At the top of this hill, after a little bit of effort and plenty of admiring the views, with sticks in hand we made this little sanctuary of peace for views to the north and far into the deep Indian Himalayas. All around us the monkeys roam freely and jump from tree to tree or groom and play with each other, but they are just waiting their chance! On the way up to the temple, a signs says that you need to, among other things, is take care of your goggles. Your goggles? What for? The stick was to keep the monkeys at bay if they felt that what you had in your hand needed to be in their hands and, shortly after, their mouths. But it seems that those Indian food sellers and the monkeys have a scam going. It is a win-win-lose situation. Monkey grabs Ing's sunglasses (ahhh...THOSE goggles!) bends them out of shape and hightails it to the food seller with me in hot pursuit, with stick in hand (I will defend your honour, my love!), the monkey grabs a bag of food, drops the glasses and makes for the trees with nobody in hot pursuit. But food needs to be paid for; and guess who does that? Since this monkey grabbed two bags of food, I needed to pay for them both! I don't think so......get your monkey a little better trained......See? Win-for-monkey-win-for-Indian food seller-and-lose-for-knight in sweaty shirt and dirty socks!
But monkeys or not, the best hotel has to be the Cecil. Here is old-world Victorian elegance and class encapsulated especially for the likes of us that can only afford a beer, cooldrink and some spiced nuts. But they do just keep bringing that peanuts and crisps like there is no tomorrow (when you are on a budget and the hotel just brings out more and more crisps and nuts, it is amazing how long a beer can last!)! It seems as if not much might have changed here since it opened way back when. It seems that electricity and modern plumbing are the only concessions to the modern age. It was not hard to imagine the likes of Kipling and other British Empire notables and dignitaries in their supper best enjoy a drink in the alcove next to us. It seems a place for the ghosts of the Victorian era's past; and a very pleasant one at that!
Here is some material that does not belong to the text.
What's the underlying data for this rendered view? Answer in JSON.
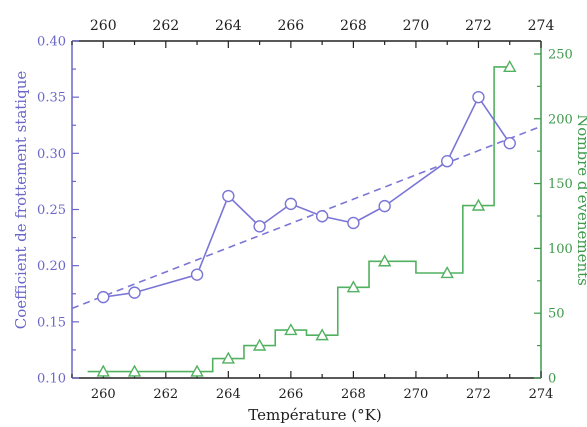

Being so high above the plains of India, the Himalayas act as a brake on the massive weather fronts that brew there and Shimla seems to be the first stop on their journey to the higher peaks. Later that night it felt as if the thunder and lightning was trying to break into our room. Either that, or it had got into our chests and was trying to break out again. The windows shaked in their frames and the rain pelted the glass. Thank goodness for a warm bed and British engineering that built this building when Victoria was still Queen!